长安民众纷纷涌向河畔溪边,以菖蒲、兰草浸泡之水沐浴洁身,洗去冬日沉积的尘垢,祈求疾病远离、灾祸消散,新的一年吉祥顺遂。

黄举天一面手拿青桃啃咬,酸涩滋味让他不自觉地眯起了眼睛。

一面怡然自得,欣赏渭河沿岸的青山连绵,绿水悠悠。

成亮身背行囊,满脸忧虑地望着自家少爷的背影。

见黄举天啃完酸桃后,脱下云纹靴,看样子还打算下河戏水。

成亮实在忍不住,赶忙道:

“少爷,要不咱们回贡院等着吧?”

往年,省试放榜多定于二月底。

可今年不知怎的,莫名延期到现在也没个结果。

成亮劝少爷寻人打听,偏偏少爷又是个浪荡洒脱的性子。

考完都这么多天了,他好似全然不放在心上,玩遍全长安名胜古迹不说,今日甚至还有闲情到城外过上巳节。

而参加省试的其他士子,哪怕平日里涵养功夫再好,过完二月,也都按捺不住焦急,跑到贡院门口里蹲守放榜。

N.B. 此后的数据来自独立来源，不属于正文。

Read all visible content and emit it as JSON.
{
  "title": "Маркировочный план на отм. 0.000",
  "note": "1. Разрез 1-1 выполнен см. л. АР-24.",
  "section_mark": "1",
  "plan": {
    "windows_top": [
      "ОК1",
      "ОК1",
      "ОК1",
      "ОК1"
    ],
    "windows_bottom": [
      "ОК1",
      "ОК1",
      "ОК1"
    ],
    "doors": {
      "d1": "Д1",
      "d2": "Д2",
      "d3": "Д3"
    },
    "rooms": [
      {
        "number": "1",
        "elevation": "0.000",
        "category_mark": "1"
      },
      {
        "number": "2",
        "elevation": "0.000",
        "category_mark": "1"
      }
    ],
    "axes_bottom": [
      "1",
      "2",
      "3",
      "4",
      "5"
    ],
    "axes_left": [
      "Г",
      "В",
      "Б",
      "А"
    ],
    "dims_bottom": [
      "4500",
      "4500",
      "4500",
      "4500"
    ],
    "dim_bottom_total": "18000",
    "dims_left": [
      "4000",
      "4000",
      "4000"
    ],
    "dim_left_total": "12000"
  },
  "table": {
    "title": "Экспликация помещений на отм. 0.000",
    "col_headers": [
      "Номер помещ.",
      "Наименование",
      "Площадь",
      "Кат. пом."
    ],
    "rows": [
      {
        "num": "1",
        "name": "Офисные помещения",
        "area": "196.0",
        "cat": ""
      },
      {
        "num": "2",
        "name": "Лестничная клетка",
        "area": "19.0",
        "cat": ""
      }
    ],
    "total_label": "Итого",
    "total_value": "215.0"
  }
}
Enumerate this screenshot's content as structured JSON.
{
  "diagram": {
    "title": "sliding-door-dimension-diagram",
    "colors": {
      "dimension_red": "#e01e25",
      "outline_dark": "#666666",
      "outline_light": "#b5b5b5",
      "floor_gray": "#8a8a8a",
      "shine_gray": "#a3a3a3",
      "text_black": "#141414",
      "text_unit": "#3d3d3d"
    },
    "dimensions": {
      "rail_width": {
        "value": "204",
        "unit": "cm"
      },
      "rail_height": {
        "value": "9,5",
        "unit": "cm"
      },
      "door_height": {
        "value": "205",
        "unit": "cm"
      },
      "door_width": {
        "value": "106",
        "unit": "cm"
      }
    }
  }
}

成亮深知自家少爷满腹经纶,诸多独到见解,就连老家那些学识渊博的夫子都难以应答。

他相信,以少爷的才学,只要认真应考,高中的希望极大。

成亮正欲再次开口相劝,冷不防一件圆领袍和一条裈裤迎面飞来,糊在了他的脸上。

紧接着,前面传来“扑通”一声,他便知少爷已然跃入河中。

早春的渭河水冷冽异常,敢于此时下河游泳之人,无疑迅速吸引了周遭百姓的注意。

围观的女眷亦也不在少数。

她们脸颊泛红,彼此交头接耳,在好奇心的驱使下,不由自主地朝着河边移步靠近,想要瞧个真切。

黄举天对岸上的动静置若罔闻。

在河中畅游了足足一炷香的时间,才带着几分意犹未尽,攀上岸来。

成亮见状,急忙从行囊里取出郊游用的篷布,以树枝撑起临时的遮挡之所。

黄举天擦拭完身上的水珠,冲书童扬起眉梢:

“瞧你这百无聊赖的样子,要不也下去游个两趟?”

成亮不语,直勾勾地仰头盯着黄举天,眼中满是委屈。

黄举天见状,摆了摆手:

“得得得,回去好好收拾,咱们明天就启程回山东。”

成亮一脸认真地摇头,劝阻道:

“少爷,可不能提前走啊,这还没放榜呢。万一少爷考中了进士,吏部要留您在长安做官,那可如何是好?”

“你这小子,年纪轻轻,想得总是挺美。”

黄举天明知自己考中的概率为零,却也不点破,一边系上腰带,一边答道:

“可不是考中了进士,立马就能做官的。

“还得再通过吏部的‘关试’。只有过关的人,才有做官的资格。

“而且啊,名次靠后的进士,一般也就只能当个县尉之类的九品小官。

“只有那些家世极为优越、名次又名列前茅的,才有机会留在京城任八品官职。”

两人离开河岸,行至路旁的官家驿站,租了一驴一马。

黄举天跃上马背,冲身后的莺莺燕燕们吹了声响亮的口哨,惊起道道轻呼。

马蹄嘚嘚,驴蹄笃笃。

黄举天百无聊赖,便给自家书童科普起唐朝官制。

待夕阳西下,晚霞似火,将整座长安染上一层瑰丽。

黄举天望见前方礼泉坊的坊门,谈兴未尽地总结道:

“综上所述,晚唐——我大唐官制虽仍以三省六部制为框架,但科举受朋党之争干扰,藩镇割据使地方官制混乱,中央集权削弱,考核监督也流于形式。”

最后半句话,成亮听着格外耳熟。

记得自己九岁那年被少爷买回家,往后六七年间,少爷可没少在老爷和老太爷面前,念叨什么“科举无用,种田有理”。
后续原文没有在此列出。